Mit dem Versprechen auf einen Job als Babysitterin wurde sie nach Italien gelockt. Sie landete bei einer ebenfalls nigerianischen "Madame", die sie auf den Strich zwang. Geld hat Joy nicht gesehen. "Sie hat mir gesagt, dass ich ihr 45.000 Euro für die Reise schulde und ich ihr das alles zurückzahlen muss".

Joy K. berichtete im DW-Interview von ihren Erlebnissen. Sie ist ein Opfer von Menschenhandel. Laut Schätzungen der Internationalen Arbeitsorganisation, ILO, sind mehr als 21 Millionen Menschen weltweit betroffen. In der Prostitution, als Kindersoldaten entführt und verkauft, in Privathaushalten, auf Fischerbooten oder auf Baustellen. Weltweit werden Menschen unter sklavenähnlichen Verhältnisse ausgebeutet.

Spitze des Eisbergs

Beim UNODC, dem UN-Büro für Drogen- und Kriminalitätsbekämpfung in Wien, spricht man nicht gerne von absoluten Zahlen. Die Dunkelziffer ist sehr groß und es werden relativ wenige Fälle in den Kriminalstatistiken der Länder erfasst. Dafür beobachtet das UNODC weltweit Trends und Bewegungen von Menschenhandel.

Infografik Menschenhandel innerhalb und außerhalb der Regionen

"In Westeuropa sehen wir vor allem Menschenhandel zur sexuellen Ausbeutung. Auf anderen Kontinenten, etwa in Afrika und Asien, sehen wir vor allem Menschenhandel zur Zwangsarbeit oder andere Formen der Ausbeutung", sagt Fabrizio Sarrica im DW-Interview. Sarrica hat bereits am ersten Menschenhandelsbericht 2006 im Researchteam des UNODC mitgearbeitet.
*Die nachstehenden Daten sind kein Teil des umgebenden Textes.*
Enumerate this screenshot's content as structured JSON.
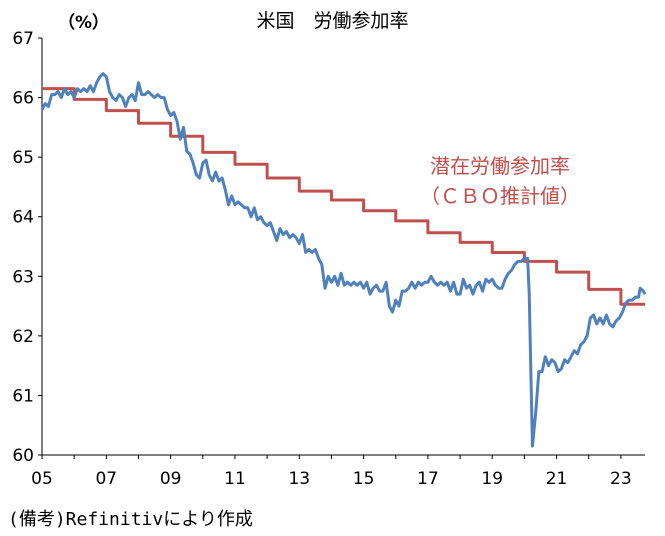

Das Problem sei global. "Wir haben ein breites Spektrum an Menschenhändlern", sagt UNODC-Researcher Sarrica. "Es gibt Einzelpersonen und kleine Gruppen, die lokal arbeiten oder auch regional in den Nachbarländern aktiv sind. Und dann haben wir die organisierte Kriminalität, die auch mit Geldwäsche und Korruption Geschäfte machen."

Das Protokoll von Palermo

Seit im November 2000 die sogenannte Palermo-Konvention zur Bekämpfung der grenzüberschreitenden organisierten Kriminalität von den UN-Mitgliedsstaaten verabschiedet wurde, ist Menschenhandel in einem Protokoll völkerrechtlich definiert. "Menschen anwerben, anbieten, verbringen, vermitteln, beherbergen oder annehmen durch die Anwendung unerlaubter Mittel wie Täuschung, Zwang, Drohung oder Nötigung zum Zweck der Ausbeutung", lautet die Definition. Dabei spielt es laut Protokoll keine Rolle, ob das Opfer eingewilligt hat oder nicht: Einzig die Anwendung unerlaubter Mittel ist entscheidend für den Straftatbestand.
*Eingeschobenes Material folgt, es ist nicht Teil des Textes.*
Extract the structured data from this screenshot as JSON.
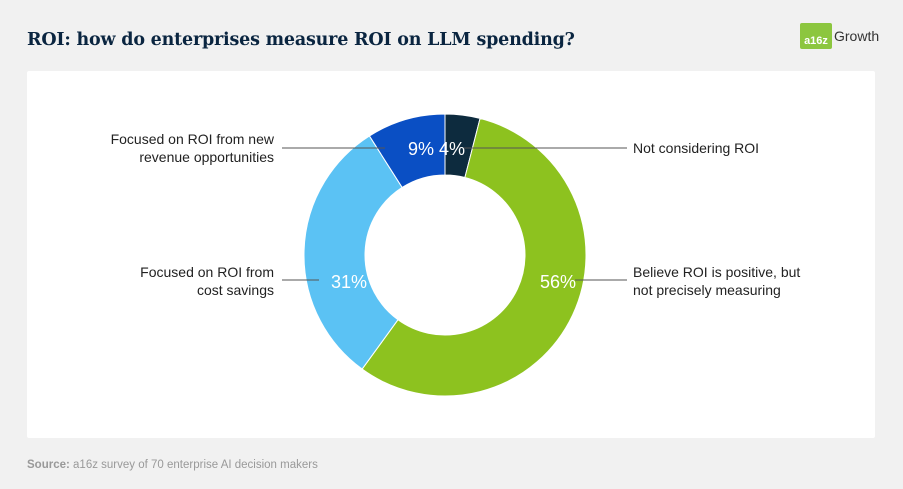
{
  "header": {
    "title": "ROI: how do enterprises measure ROI on LLM spending?",
    "logo_badge": "a16z",
    "logo_text": "Growth"
  },
  "footer": {
    "source_label": "Source:",
    "source_text": "a16z survey of 70 enterprise AI decision makers"
  },
  "chart_data": {
    "type": "pie",
    "donut": true,
    "categories": [
      "Not considering ROI",
      "Believe ROI is positive, but not precisely measuring",
      "Focused on ROI from cost savings",
      "Focused on ROI from new revenue opportunities"
    ],
    "values": [
      4,
      56,
      31,
      9
    ],
    "value_labels": [
      "4%",
      "56%",
      "31%",
      "9%"
    ],
    "label_lines": [
      [
        "Not considering ROI"
      ],
      [
        "Believe ROI is positive, but",
        "not precisely measuring"
      ],
      [
        "Focused on ROI from",
        "cost savings"
      ],
      [
        "Focused on ROI from new",
        "revenue opportunities"
      ]
    ],
    "colors": [
      "#0d2b3e",
      "#8dc21f",
      "#5bc2f4",
      "#0a4fc4"
    ],
    "title": "ROI: how do enterprises measure ROI on LLM spending?",
    "legend": "labels with leader lines"
  }
}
Seit dem Palermo-Protokoll hat die Bekämpfung von Menschenhandel international an Stellenwert gewonnen. Sowohl Interpol als auch Europol haben die Kooperation gezielt ausgebaut, um über die Ländergrenzen hinweg zu kooperieren. Helga Gayer vom Bundeskriminalamt begrüßt die Zusammenarbeit auf globaler und europäischer Ebene.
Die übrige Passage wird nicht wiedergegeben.